Allow me to make two points in conclusion. The first is that Calvin’s theology is much richer, diverse and more glorious than those tired headings. The Institutes present a more cohesive and grand theological system than TULIP ever did, or could. I am not suggesting that he does not develop and draw on aspects of what we would call Calvinism, but to argue that they are the touchstones of his theology is going too far. The second point, which is more of a challenge to both reader and myself, is that we should be reading Calvin instead of trading in overly simplified phrases that are becomingly increasingly embattled, just think of (3) Limited atonement. You might disagree with everything I have said. But if you’re going to do that then you need to first suspend the idea that TULIP does the best job of explaining Calvin’s theology (my first point) and dust off the Institutes to find out for yourself if I’m wrong (my second point). But whatever you do, please stop reducing John Calvin to Calvinism, simply for namesake.

Graham Heslop
I have an insatiable appetite for books, occasionaly dip into theology and am presently serving full time at Christ Church Umhlanga in Durban. Most often found on the beach, a soccer field, or my couch
  • Stephen Murray

    I’m not persuaded that thinking reformed folk necessarily equate Calvinism with John Calvin per se. It seem the term Calvinism has it’s own history (or histories) depending upon who you ask. In something like the Gospel Coalition, Calvinism = commitment to the sovereignty of God over all of life (and particularly salvation – bearing in mind that many baptists in the GC are four-pointer). If you ask a confessional Presbyterian or Reformed person, Calvinism = Sovereignty+Covenantal Theology+Ecclesiology+Some things I’m probably forgetting. If you ask a strict historical theologian, Calvinism = the direct teachings of John Calvin. I feel as if the term Calvinism (and it’s counterpart “Reformed”) is increasingly becoming a puppet of said group.

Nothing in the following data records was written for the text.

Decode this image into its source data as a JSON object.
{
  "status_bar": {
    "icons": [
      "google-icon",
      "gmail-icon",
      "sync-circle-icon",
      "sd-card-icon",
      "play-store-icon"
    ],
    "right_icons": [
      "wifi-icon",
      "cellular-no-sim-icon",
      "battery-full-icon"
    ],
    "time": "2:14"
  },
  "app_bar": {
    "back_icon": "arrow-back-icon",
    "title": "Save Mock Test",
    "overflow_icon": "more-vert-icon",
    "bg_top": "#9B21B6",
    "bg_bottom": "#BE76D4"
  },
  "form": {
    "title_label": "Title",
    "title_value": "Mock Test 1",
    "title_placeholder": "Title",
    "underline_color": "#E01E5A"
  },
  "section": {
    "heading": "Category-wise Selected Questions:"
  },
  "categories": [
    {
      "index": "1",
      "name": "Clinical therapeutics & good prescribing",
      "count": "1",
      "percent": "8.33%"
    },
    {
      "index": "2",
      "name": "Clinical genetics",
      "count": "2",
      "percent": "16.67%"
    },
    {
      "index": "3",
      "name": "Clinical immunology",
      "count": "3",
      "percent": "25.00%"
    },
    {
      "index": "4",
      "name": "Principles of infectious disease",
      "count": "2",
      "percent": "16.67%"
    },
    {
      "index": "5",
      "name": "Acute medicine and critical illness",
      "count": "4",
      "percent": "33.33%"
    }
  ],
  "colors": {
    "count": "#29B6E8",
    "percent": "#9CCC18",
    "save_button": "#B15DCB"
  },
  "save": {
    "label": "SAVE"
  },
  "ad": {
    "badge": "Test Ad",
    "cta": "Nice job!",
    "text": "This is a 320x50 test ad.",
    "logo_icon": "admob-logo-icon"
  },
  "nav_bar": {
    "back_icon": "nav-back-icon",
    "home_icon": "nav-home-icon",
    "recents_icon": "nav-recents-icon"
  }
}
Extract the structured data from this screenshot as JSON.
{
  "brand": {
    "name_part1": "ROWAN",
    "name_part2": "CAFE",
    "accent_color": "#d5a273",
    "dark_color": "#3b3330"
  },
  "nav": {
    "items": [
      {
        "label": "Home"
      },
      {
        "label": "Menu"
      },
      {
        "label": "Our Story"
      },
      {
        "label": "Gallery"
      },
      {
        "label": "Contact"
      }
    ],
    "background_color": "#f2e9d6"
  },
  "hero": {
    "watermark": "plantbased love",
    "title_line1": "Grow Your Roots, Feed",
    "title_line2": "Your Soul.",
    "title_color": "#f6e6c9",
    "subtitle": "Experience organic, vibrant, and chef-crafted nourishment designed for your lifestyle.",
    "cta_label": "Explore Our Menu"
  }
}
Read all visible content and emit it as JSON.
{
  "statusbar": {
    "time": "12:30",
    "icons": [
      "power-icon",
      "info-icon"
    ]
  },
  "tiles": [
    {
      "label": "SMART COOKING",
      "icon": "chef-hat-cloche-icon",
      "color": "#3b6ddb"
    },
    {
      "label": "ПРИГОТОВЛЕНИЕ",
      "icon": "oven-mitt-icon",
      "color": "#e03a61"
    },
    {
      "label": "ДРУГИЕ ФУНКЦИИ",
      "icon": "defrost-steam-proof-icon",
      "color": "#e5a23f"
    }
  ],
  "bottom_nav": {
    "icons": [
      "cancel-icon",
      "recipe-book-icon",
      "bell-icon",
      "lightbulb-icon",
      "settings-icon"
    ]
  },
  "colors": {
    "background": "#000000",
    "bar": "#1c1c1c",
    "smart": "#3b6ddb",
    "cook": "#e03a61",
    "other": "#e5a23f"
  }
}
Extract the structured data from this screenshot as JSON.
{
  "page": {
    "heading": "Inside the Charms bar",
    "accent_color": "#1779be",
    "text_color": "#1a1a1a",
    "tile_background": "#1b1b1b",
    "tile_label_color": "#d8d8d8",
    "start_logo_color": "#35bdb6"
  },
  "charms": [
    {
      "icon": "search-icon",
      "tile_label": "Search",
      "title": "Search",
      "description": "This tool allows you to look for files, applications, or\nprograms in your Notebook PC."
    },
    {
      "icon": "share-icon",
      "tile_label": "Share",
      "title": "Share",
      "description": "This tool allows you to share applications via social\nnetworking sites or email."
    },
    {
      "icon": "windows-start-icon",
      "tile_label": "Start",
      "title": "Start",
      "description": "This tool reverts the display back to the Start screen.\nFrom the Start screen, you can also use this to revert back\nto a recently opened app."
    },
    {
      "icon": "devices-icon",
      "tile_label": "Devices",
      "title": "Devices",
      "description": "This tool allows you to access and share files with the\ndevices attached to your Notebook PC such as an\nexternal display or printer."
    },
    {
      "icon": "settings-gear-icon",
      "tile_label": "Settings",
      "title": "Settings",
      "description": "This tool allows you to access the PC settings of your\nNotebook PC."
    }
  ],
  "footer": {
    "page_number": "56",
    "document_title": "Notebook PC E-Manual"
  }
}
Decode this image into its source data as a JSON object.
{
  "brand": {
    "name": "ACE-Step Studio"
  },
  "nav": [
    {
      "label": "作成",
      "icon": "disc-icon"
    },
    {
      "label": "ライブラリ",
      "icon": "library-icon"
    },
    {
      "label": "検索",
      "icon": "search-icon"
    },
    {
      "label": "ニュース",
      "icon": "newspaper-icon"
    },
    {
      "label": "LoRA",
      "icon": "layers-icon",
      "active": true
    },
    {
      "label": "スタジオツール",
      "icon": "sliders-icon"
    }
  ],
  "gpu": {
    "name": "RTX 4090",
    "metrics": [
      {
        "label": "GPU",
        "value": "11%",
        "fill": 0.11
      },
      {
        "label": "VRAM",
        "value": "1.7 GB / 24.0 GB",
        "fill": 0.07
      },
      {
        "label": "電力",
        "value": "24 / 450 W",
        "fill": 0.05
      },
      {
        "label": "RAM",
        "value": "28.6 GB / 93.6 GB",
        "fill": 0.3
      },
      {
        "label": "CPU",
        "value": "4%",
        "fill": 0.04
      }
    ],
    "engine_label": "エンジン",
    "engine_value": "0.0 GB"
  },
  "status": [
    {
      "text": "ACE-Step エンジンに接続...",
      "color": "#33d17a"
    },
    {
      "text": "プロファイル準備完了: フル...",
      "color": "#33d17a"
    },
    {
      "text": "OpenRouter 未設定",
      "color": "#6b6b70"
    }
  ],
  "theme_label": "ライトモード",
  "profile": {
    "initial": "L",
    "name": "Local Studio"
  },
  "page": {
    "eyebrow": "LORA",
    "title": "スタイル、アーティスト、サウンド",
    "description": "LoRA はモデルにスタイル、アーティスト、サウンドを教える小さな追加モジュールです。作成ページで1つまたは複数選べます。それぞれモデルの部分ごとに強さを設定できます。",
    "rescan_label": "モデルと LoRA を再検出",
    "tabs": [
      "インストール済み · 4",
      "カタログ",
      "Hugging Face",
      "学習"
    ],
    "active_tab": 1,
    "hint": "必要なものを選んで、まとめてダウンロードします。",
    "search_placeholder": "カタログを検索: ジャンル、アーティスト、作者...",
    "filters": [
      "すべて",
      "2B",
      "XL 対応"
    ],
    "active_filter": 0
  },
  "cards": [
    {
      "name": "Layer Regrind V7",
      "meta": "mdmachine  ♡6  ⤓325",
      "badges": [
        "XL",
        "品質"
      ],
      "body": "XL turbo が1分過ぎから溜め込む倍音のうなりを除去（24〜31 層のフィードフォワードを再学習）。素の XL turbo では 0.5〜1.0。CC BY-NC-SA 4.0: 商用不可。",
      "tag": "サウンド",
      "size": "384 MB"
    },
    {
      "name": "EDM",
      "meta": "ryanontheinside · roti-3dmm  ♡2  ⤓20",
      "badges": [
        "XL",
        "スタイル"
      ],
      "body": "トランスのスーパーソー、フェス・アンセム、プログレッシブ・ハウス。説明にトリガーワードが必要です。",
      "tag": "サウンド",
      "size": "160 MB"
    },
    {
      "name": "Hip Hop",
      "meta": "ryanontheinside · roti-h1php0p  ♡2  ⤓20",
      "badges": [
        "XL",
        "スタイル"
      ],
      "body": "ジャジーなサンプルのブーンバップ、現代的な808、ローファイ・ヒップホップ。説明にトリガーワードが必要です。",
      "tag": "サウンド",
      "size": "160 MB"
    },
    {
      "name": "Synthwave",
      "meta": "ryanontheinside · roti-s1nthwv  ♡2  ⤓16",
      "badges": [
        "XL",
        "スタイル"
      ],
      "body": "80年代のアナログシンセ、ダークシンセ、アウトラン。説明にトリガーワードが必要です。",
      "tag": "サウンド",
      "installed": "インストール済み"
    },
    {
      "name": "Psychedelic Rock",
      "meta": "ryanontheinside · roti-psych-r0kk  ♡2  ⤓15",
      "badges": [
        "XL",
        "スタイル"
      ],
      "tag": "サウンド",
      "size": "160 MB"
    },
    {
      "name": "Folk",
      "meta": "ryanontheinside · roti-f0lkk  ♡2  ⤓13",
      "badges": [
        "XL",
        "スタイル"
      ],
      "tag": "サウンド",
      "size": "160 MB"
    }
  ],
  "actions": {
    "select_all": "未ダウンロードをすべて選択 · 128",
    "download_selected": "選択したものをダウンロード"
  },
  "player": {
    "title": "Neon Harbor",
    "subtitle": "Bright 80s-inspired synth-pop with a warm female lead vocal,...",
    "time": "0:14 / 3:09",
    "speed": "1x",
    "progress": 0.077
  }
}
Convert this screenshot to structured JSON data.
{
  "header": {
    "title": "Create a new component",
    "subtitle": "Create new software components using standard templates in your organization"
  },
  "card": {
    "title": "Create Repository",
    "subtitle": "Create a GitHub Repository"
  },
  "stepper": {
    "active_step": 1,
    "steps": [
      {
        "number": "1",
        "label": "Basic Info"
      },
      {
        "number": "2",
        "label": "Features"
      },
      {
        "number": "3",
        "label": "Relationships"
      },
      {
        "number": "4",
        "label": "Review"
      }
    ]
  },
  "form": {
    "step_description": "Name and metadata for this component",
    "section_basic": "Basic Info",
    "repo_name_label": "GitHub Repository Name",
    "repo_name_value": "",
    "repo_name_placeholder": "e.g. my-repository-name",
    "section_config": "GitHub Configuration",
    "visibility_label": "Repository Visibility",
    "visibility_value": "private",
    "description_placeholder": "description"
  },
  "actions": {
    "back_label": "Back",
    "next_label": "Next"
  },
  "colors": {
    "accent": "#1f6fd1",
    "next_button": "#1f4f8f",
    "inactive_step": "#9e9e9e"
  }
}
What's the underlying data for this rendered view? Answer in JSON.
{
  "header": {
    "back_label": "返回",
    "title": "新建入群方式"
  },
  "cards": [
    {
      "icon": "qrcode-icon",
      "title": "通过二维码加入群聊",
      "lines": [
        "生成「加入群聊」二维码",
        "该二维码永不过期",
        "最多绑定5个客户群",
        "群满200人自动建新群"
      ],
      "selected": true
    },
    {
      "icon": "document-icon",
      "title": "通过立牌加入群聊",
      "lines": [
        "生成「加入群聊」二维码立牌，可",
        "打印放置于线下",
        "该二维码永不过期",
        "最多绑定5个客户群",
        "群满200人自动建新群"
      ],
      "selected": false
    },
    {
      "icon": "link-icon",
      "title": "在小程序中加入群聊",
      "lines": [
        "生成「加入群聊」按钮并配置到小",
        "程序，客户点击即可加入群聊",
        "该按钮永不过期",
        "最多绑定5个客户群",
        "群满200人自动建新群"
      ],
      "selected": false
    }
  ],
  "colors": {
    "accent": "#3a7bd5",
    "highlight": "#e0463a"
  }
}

    • Thanks for the comment Stephen. You’re right, Calvinism is pretty multivalent, depending on who is employing it and there are a few aspects to its history, development. I guess I am just weary of the instinct to reduce Calvinism to TULIP; or, to put it in the positive, to promote study of Calvin before we suggest categorical points that summarise his theology. TULIP is one such summation that I was partial to before reading the Institutes.

      • I must say, I agree with Stephen. I think the colloquial use of Calvinism does not mean “Calvin’s theology” but that reformed people would be able to tell you that. I guess I don’t see the same tendency that you are seeing – if anything, I would say that the problem is that people reject “Calvinism” because “Calvin murdered Servetus didn’t he?”

  • The point is, the gospel, and the gospel is that we are sinners and that the only one who can save us from our sins and addiction to them is Christ through his suffering and death for every single one of them, not some, and our confession of our sins, shunning them with sorrow and regret, and having faith that Christ did that for us and that we are responsible to God for our behavior all eternity.

    • Hey Daniel, what you are saying is absolutely true – praise God!
      I think Graham’s point was more that people don’t actually read Calvin and they assume that they know what he’s on about because they know what TULIP stands for.